Fear is a major problem for people with illness and pain. Fear actually negatively impacts life far worse than the symptoms of any oppressive health issue ever could. Worse still, fear is an emotion that is usually automatically suppressed and is often completely repressed, never extending into consciousness at all due to its nightmarish psychoemotional effects on the individual. Therefore, the consequences of fear victimize silently and anonymously, since most people simply do not recognize the extent to which they are afraid below their conscious surface.
Our material life is a finite journey and we all know how it will end. There is no escape from inevitable demise. While this idea sounds pessimistic, it is actually incredibly liberating and empowering. The realization that we will all surely die grants us the ability to live without fear if we can only embrace the transient nature of our existence and stop trying so hard to exist as an ever-lasting future projection of our ideal selves.
In decades of working closely with chronic pain sufferers, I have come to realize that fear is what stops people from accomplishing in life. It is virtually never the illness or pain itself that is the limiting factor. People are afraid to try virtually anything new, afraid to change, afraid to fail, all the while using their illness or pain as a justification for resigning themselves to simply existing rather than living.
I have witnessed horribly debilitated and terminally ill and pained people doing amazing things in this life. They accomplish because they are not limited by their fear. They have accepted their condition and have simply decided to press onwards, despite the ravages of their health burdens and associated anxieties. In essence, they stopped illogically trying to escape their present condition through inaction and have therefore transcended their suffering through action; the action that composes life and provides sustenance to the soul, even as the body falters.
I see people who are perfectly capable of doing anything and everything in life, but are so strongly dominated by fear that they simply exist each day, hoping that their lack of mental, physical or spiritual exertion might somehow relieve all their pain. Of course, the opposite occurs. Instead of getting better, these people drift further from the active world of the living and get closer to the realm of the figuratively dead. Life, if it can still be called that, consists of a prison sentence of prohibitions, fears (conscious and far worse, unconscious) and passivity, all leading to the same eventuality as every other living soul on this planet. There is no escape by being overly careful.
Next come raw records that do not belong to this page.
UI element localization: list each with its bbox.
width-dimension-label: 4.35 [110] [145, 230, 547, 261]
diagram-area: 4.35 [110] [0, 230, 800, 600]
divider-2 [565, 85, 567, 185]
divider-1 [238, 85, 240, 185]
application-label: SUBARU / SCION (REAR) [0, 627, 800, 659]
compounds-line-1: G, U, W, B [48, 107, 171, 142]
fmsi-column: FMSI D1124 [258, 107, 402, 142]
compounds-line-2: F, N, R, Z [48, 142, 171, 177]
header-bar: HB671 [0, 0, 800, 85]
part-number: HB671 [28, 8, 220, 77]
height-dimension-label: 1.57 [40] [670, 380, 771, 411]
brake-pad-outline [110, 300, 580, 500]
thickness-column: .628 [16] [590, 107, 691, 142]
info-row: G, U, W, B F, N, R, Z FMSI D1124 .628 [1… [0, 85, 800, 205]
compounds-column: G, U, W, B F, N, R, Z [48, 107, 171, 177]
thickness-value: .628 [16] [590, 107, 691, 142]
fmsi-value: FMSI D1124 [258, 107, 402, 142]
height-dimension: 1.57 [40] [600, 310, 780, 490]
On the other hand, people who decide to participate actively and wholeheartedly in life, without apology for their shortcomings or limitations, and without the crutch of any excuses to hold them back, can achieve the loftiest objectives through diligence, effort and determination. I am inspired by my clients and their well-fought battles, just as they cite being inspired by mine.
This brings me to a personal point in my own struggle with chronic pain, a struggle which is now in its 30th year: You do not need to be free of fear to live. I certainly am not free of it. I feel it and I sometimes find myself being overwhelmed by it in the same manner as anyone else. However, I am conscious of my fear. I seek it out, do not hide from it and certainly do not let it hide unconsciously from me. I force myself to live in close quarters with my fear and have therefore become accustomed to it. When it sleeps, I examine it closely and find it to be quite different than the monster I used to imagine. Instead, I observe the fear to be just an innocent and helpless child who does not want to feel this way, but does not know how to change.
The fear now has a completely different effect on me than it did previously. Instead of terrorizing my life, I sympathize and empathize with my fearful self. I comfort it and use logic, spirituality and positive emotional reinforcement to make the fear less fearful. It works.
Despite my pain, I continue to strive forward. Despite my client’s pain and illness, they continue to strive forward. Some of them you already know, as they are people in the public eye who have done far more than they once thought possible, due to health factors they once considered to be restrictive. Now, these real heroes have found that by acknowledging their fear, by accepting the perceived risk of the what if, and by pressing onwards each day, there is simply nothing they can not do.
Look at some examples of people who have changed the world for the better, despite considerable health impediments: Christy Brown, Christopher Reeve, Stephen Hawking, Franklin D. Roosevelt, and the millions of others who have lived fully, regardless of pain or disease. What makes you any less capable than these people? Are your sufferings any worse or do you just make them worse because fear aggrandizes your problems and robs you of your aspirations?
Want to move forward and really live, despite pain or sickness? I do. I will. Do you? Will you? Life exists now and now is the time to live.